# Made A Tying Jig



## The Warrior (Jan 30, 2012)

Just made up of a few pieces of 2x4. Nothing fancy. This is my first tie job, so go gentle, haha. Actually, I redid it. Didn't like the way this one turned out. It was hard for me to hold all 4 pieces together, and then clamp it with such a small area to clamp with. Gonna remedy that soon. I had too much overlap on this first run as well. Looped tubes are a pain:


----------



## treefork (Feb 1, 2010)

Real nice job Warrior. Making bands will now be a breeze.


----------



## orcrender (Sep 11, 2010)

Good looking jig.


----------



## The Warrior (Jan 30, 2012)

Thanks guys.
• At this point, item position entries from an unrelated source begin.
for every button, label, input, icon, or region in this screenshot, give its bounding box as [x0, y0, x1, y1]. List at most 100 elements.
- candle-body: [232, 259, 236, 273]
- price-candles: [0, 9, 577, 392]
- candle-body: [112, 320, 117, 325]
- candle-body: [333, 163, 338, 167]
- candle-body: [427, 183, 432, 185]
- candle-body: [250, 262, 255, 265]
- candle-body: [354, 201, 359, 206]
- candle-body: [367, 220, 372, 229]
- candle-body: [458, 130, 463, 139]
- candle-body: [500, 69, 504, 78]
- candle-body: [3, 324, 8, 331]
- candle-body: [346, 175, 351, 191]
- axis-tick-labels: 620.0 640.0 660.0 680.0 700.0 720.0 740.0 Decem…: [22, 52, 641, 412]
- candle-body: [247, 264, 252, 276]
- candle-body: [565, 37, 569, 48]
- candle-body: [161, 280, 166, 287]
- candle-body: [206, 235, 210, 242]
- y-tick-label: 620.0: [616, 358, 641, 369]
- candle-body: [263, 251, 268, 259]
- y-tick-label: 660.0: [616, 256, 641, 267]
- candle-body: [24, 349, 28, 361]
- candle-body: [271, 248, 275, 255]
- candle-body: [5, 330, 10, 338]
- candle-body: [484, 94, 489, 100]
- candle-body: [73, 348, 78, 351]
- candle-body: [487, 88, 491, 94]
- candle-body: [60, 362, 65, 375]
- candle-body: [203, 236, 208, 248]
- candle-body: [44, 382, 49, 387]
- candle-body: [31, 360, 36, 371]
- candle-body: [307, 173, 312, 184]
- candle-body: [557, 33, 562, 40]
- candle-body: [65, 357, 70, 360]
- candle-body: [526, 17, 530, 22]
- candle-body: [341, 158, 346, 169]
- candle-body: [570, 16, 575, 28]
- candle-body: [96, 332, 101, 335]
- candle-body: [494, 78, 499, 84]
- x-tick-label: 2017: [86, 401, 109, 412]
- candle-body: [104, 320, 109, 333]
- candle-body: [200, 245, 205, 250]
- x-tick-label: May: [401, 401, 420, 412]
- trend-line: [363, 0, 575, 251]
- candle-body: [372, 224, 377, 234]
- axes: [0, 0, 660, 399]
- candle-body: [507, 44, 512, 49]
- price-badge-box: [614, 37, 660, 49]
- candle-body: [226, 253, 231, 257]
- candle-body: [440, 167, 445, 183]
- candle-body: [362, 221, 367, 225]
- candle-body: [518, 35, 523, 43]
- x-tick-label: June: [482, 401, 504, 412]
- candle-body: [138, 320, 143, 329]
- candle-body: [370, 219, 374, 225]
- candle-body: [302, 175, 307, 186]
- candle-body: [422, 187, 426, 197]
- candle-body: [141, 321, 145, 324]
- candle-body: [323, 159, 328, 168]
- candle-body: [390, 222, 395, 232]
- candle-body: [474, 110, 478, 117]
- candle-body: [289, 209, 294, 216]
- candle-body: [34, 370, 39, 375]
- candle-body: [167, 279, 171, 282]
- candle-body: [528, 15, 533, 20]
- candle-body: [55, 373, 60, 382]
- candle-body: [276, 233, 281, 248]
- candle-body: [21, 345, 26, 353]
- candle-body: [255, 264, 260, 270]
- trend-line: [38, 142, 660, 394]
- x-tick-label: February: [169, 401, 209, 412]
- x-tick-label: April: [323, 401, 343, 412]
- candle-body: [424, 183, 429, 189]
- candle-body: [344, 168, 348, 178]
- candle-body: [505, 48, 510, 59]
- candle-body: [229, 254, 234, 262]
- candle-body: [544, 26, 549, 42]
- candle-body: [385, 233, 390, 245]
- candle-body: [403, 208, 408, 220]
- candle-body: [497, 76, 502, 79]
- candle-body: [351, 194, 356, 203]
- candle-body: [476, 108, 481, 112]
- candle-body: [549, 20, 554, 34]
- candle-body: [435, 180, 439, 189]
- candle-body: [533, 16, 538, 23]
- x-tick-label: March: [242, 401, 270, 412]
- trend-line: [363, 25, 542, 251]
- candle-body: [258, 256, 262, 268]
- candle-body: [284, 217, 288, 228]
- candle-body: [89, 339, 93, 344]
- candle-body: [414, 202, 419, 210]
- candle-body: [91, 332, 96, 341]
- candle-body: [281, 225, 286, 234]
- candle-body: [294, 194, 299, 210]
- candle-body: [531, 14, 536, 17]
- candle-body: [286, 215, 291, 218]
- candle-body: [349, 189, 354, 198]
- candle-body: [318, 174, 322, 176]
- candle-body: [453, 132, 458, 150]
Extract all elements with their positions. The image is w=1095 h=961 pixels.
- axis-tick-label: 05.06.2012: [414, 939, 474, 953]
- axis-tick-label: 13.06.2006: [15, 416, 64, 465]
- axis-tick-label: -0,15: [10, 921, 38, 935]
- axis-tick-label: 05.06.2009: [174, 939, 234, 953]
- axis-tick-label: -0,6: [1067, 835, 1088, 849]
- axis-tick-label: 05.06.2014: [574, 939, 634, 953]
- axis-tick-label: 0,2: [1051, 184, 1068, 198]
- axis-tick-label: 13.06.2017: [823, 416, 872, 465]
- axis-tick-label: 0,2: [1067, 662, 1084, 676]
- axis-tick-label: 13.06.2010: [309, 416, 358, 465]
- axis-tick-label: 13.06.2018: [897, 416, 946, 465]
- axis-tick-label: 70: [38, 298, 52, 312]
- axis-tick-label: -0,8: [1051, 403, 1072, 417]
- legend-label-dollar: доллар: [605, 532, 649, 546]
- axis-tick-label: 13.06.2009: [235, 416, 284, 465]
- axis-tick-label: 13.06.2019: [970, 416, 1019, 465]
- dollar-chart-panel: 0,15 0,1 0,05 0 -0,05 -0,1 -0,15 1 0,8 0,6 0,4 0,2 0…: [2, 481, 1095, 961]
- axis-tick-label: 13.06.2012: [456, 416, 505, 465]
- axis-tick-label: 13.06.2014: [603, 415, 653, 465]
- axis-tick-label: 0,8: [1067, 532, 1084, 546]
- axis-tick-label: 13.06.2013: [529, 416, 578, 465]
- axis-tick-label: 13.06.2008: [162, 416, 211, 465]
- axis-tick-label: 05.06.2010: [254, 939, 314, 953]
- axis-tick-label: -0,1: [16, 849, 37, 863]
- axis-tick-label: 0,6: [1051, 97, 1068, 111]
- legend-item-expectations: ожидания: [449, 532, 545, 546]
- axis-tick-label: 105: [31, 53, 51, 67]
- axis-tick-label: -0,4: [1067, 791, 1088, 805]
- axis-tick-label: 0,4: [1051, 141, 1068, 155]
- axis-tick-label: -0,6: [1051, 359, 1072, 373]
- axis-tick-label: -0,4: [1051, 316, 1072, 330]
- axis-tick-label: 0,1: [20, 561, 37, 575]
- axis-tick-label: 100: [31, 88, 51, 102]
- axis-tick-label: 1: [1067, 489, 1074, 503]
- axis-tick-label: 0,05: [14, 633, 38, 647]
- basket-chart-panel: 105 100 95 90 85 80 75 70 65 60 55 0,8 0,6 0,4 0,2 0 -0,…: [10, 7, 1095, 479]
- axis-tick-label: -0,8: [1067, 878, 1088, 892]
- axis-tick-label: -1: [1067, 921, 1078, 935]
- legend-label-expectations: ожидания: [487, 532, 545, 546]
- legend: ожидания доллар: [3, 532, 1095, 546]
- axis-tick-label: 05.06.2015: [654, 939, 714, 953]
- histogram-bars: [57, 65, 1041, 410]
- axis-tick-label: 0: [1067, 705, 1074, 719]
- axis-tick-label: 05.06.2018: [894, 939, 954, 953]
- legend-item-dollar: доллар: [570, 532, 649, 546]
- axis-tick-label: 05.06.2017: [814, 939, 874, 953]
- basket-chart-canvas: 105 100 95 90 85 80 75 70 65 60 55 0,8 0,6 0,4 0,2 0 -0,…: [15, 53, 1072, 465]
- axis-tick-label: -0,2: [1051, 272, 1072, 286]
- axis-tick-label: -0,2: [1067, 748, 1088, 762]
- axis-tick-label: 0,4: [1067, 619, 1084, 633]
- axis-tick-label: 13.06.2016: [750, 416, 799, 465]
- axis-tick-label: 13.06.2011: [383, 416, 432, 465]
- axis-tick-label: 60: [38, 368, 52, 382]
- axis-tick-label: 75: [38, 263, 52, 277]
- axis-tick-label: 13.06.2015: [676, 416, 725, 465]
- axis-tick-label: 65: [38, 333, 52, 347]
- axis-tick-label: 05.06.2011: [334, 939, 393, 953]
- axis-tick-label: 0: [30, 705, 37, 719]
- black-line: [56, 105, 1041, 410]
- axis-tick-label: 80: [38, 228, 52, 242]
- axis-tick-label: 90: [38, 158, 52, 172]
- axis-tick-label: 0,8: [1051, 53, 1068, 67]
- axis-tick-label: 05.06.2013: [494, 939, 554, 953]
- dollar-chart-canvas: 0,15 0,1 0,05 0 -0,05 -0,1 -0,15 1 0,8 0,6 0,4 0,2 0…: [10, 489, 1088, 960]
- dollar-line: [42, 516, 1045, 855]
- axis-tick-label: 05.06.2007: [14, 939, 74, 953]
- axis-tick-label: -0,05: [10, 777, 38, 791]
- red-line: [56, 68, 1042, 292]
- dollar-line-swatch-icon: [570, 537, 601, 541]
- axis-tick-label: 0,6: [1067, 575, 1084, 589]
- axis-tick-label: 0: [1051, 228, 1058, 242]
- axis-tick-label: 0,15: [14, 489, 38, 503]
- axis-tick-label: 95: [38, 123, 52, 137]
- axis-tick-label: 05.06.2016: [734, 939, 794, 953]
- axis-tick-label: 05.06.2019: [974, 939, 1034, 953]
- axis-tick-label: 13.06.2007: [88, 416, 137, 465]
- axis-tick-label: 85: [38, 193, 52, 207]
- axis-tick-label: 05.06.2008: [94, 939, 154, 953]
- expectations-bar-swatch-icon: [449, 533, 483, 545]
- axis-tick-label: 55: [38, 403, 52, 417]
I was gonna get all fancy, and sand and paint it, etc, but didn't see where it would be worth it. It does what it was designed to do.


----------



## Rayshot (Feb 1, 2010)

Doesn't take fancy. As we see. :thumbsup:


----------



## Hrawk (Oct 25, 2010)

Rayshot said:


> Doesn't take fancy. As we see. :thumbsup:


Yeah but if you put racing stripes on it, you'll make your bands faster 

Nice job on the Jig though.


----------



## e~shot (Jun 3, 2010)

Nice jig, good job!


----------



## The Warrior (Jan 30, 2012)

Thanks guys, appreciate it.


----------



## quarterinmynose (Jan 21, 2012)

That'll do!

nice rig.


----------



## ash (Apr 23, 2013)

Torx screws though... that's pretty fancy!

Must do one of my own. A new batch of rubber arrived today and it's not going to tie itself.


----------



## The Warrior (Jan 30, 2012)

ash said:


> Torx screws though... that's pretty fancy!


Haha, I used 1/4" drywall screws to mount the toggles, and 2 1/2" deck screws to attach the boards together. Good eye though.


----------